まず、D8に見えていた16mmの卵胞らしきものが今週期育った新しい卵胞だったのか、前周期からある遺残卵胞だったのか、どちらだったかによって状況が変わると思われます。

新しい卵胞と遺残卵胞の判別をするために、通常は生理中(D3ぐらい)に卵巣チェックを行います。
これによって、すでに生理中に卵胞らしきものが見えていれば実はこれは前の周期の遺残であった可能性が高くなるかと思います
また、周期途中からHMGを添加することにより、その周期育ち始めていた主席卵胞以外にも複数の卵胞が遅れて育ってくることがあります。
そうすると、例えば、先に主席卵胞が育って排卵した後、後から遅れて育ってきた卵胞が中途半端に残った場合に遺残卵胞として翌周期に残ったりする場合があります。
HMGを足す場合は、主席卵胞が育ち始めるより前に卵胞リクルートの段階(今週期のメインの卵胞が選ばれる前)から始めることで複数個の卵胞が同じペースで育つようになってきます。
ただし、タイミング法や人工授精を目的とする場合はあまり数が育ちすぎても今度はキャンセルのリスクも高くなるため、HMGの投与量のさじ加減が難しかったりします。
その点については担当の先生とよくコミュニケーションを取りながら進めていただくのが良いかと思います。
途中まで見えていた卵胞らしきものが消える、縮む原因としては、それ自体が遺残卵胞だったり、閉鎖卵胞といって、今週期選ばれない消失する運命の卵胞だったりする場合が考えられます。
通常ヒトの場合、ある周期に排卵する候補となるいくつかの卵胞があって、その中から一つが選ばれて(これを主席卵胞と言います)排卵しますが、それ以外の多数の卵胞は途中まで成長してやがて退縮して消える運命にあります。
これを閉鎖卵胞と言いますが、今回たまたま見えていたものが閉鎖卵胞に至る途中の過程のものだった可能性はあるかと思います
HMGを投与すると、通常1個しかできない主席卵胞が複数個育ち、閉鎖卵胞に至る卵胞が減ることはよくありますが、HMGの投与量や投与方法が不完全だったりすると、逆に途中までは主席卵胞に向かうはずだったものが途中で閉鎖にスイッチが切り替わるなどの現象が起こるとされています。

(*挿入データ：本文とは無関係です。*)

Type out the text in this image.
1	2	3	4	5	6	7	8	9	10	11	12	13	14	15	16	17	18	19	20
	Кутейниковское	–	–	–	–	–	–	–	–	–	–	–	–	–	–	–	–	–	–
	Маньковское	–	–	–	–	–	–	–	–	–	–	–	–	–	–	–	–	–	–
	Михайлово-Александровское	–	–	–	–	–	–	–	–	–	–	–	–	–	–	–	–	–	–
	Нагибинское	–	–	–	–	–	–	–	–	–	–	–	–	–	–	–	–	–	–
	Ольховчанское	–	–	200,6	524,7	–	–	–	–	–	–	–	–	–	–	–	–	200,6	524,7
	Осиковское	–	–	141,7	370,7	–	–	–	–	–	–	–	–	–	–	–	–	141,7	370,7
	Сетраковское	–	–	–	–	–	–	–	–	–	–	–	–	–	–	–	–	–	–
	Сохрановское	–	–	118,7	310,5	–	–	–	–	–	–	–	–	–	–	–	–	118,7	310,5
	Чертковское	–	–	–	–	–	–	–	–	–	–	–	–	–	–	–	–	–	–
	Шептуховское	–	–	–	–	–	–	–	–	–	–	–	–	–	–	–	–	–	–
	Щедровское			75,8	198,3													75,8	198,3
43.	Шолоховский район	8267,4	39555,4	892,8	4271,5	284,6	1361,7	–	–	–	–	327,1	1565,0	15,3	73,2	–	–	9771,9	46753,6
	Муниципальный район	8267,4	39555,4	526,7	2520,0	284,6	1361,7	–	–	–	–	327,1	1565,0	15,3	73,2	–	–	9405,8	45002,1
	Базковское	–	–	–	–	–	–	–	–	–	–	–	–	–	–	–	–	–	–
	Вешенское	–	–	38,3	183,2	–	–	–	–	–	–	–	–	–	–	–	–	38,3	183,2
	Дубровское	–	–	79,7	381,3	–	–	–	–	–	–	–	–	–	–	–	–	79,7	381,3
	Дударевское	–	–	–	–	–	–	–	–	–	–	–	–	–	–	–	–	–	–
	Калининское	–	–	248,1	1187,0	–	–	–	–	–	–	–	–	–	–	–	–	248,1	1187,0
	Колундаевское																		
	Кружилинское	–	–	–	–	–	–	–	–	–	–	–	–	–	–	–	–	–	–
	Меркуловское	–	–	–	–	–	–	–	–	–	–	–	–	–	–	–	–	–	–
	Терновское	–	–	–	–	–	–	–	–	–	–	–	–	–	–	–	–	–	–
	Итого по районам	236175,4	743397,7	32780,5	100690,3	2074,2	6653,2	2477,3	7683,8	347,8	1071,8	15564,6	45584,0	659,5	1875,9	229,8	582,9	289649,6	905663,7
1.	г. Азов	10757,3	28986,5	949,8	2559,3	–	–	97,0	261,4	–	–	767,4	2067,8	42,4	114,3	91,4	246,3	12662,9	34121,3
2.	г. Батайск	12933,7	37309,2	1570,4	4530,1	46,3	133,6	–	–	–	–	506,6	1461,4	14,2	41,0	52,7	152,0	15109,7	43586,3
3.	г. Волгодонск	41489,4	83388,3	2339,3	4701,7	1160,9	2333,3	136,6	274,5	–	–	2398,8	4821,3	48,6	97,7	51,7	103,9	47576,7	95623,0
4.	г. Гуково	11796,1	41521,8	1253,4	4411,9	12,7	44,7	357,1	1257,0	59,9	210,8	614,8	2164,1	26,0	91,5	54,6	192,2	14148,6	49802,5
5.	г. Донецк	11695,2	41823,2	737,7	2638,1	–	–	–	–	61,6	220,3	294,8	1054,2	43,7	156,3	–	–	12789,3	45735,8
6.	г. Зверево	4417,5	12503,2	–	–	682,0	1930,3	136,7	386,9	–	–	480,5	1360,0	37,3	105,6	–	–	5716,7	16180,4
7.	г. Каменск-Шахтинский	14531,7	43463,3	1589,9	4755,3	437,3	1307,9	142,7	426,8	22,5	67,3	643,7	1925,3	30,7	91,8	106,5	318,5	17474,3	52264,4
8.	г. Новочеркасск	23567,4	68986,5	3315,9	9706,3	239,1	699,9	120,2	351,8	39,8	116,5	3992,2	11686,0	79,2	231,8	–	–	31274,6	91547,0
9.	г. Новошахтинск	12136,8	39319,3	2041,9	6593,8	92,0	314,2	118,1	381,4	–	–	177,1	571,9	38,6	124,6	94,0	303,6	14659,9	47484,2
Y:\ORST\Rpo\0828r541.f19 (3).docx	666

一度閉鎖卵胞に向かったものは、残念ながら途中からHMGを足してもリカバーするのは難しいとされています。卵子が変性してしまったりするためです。
相談者様の場合ですが、これまでにも卵胞が育ちにくい、排卵しにくいなどの状況が何度かあるようでしたら、一度AMHを測定して卵巣の状態を評価してみた方が良いかと思います。
年齢が若いにも関わらずAMHが低い=卵巣機能不全が疑われるようでしたら、なるべく早めに体外受精など効果的な治療法にステップアップしていく必要があります。